Spot UV is a technique that instantly adds a sense of perceived quality to any print job, raising the value and helping to catch and keep the attention of its ultimate audience.
If you’ve done any sort of printing in the past decade, you’ve probably heard the term “spot UV” at some point. But what, exactly, is spot UV, how does it work, and when should it be used?
First, spot UV is a coating process, rather than printing in the most literal sense. It is the application of a high-gloss coating to a piece that is then cured using ultraviolet light. Originally, UV coatings were applied to an entire piece to give it a finished look — which is still an option today — but today’s technologies allow for very precise application of the coatings, which means it can be applied only to very specific areas of a printed piece.
A spot UV coating can be applied to a printed piece directly over the inks, enhancing a printed item, or it can be applied directly to a substrate to create a raised, glossy effect that resembles embossing. It is a great way to add a lot of value and perceived quality to any application, and because spot UV tends to be a relatively inexpensive process, it can be budget friendly as well.
The uses for spot UV are as endless as the creative people putting together unique designs. A few examples include:
- Business Cards
- Book Covers
One thing to note is that spot UV does better on heavier stocks, such as card stock, or heavier weights of papers. It can be used on thinner substrates, but it likely won’t work great on the very thin stocks, such as newsprint.

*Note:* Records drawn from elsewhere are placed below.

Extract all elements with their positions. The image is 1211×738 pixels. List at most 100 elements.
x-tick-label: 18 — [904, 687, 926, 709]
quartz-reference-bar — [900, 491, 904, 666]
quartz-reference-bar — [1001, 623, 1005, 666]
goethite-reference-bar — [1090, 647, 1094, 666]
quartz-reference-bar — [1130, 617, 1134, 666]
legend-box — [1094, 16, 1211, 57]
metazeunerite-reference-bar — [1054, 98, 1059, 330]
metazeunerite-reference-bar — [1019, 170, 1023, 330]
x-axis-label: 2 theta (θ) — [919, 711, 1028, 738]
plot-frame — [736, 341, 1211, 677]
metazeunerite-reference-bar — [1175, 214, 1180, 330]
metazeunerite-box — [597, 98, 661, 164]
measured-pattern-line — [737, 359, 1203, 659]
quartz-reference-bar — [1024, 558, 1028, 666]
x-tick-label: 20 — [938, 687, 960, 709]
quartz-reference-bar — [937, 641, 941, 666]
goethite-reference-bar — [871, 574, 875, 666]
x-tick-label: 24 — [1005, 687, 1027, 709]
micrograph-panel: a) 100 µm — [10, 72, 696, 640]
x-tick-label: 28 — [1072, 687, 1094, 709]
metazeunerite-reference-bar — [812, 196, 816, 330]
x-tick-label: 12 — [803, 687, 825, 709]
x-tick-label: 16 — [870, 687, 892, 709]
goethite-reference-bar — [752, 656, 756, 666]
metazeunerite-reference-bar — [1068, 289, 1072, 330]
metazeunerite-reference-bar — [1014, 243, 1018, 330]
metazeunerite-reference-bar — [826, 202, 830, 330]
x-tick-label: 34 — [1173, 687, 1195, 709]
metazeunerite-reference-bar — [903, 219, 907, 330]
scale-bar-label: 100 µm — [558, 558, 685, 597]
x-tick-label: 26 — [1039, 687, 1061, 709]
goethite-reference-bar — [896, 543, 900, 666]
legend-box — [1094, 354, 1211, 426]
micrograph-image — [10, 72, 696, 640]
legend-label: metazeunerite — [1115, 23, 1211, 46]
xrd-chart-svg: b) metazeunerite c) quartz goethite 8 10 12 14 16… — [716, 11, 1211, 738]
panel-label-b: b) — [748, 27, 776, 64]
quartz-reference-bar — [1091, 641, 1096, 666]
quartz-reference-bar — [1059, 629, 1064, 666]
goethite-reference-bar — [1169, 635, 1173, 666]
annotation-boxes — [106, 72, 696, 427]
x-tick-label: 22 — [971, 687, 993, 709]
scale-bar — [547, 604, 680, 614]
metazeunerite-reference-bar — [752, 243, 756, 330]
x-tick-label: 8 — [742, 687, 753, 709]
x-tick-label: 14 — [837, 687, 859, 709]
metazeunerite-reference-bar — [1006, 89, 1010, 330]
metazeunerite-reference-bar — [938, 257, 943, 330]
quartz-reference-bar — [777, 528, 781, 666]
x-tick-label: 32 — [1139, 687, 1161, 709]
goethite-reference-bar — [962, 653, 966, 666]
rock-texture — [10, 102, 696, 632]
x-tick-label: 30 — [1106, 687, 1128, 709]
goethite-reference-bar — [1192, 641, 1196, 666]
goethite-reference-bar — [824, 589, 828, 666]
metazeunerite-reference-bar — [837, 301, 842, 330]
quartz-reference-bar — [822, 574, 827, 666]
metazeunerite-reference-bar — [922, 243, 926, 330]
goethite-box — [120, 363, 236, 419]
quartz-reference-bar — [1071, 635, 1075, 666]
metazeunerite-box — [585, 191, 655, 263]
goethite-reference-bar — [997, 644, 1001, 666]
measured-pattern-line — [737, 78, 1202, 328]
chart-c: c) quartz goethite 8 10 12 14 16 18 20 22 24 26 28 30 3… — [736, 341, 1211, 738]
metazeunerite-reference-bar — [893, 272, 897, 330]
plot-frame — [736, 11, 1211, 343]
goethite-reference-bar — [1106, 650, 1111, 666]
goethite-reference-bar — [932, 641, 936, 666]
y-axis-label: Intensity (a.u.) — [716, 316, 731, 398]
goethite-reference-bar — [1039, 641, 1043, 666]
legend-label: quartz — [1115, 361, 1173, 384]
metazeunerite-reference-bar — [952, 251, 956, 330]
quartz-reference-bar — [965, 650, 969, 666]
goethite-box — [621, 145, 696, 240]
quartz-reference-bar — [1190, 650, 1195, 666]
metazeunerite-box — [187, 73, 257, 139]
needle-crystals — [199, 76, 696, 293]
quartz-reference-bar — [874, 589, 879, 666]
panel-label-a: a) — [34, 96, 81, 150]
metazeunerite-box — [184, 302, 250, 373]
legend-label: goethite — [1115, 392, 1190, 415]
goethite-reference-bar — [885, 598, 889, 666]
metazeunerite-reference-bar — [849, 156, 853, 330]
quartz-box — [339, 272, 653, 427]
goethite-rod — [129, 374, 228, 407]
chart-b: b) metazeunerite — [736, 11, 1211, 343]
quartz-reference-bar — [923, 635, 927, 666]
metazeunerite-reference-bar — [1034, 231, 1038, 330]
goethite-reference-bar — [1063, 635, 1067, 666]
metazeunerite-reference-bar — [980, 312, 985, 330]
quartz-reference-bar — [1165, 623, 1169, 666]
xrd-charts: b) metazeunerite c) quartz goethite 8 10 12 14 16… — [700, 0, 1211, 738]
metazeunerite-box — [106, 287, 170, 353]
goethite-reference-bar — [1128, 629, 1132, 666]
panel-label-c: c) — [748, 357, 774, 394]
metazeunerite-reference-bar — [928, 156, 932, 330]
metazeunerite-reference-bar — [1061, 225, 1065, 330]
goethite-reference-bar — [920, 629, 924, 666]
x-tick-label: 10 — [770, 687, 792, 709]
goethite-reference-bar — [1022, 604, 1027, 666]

To apply spot UV to a project, an additional layer is added to a print file, known as a mask. This layer defines exactly where the UV coating will be placed as it runs through the printing press — it is often done in-line along with the printing, so both the ink and the coating are applied at the same time, in sequence as the substrate moves through the press. The mask layer in the design file is fed into the software that tells the press how much of each ink colour is needed and which areas to place it in to achieve the desired image. Today’s software is advanced enough to be able to place both ink and coating with near microscopic precision, allowing pieces to have everything from a glossy brand name that stands out against a matte finish, or a raised design that calls attention to a specific area of a piece, for example.
Spot UV is a more budget friendly process than some other high-end finishing techniques, and because today’s UV coatings are environmentally friendly, it is also a sustainable way to add value as well. If you haven’t considered spot UV for your projects, it is worth taking a look at and asking your printer for samples before you start designing your next project.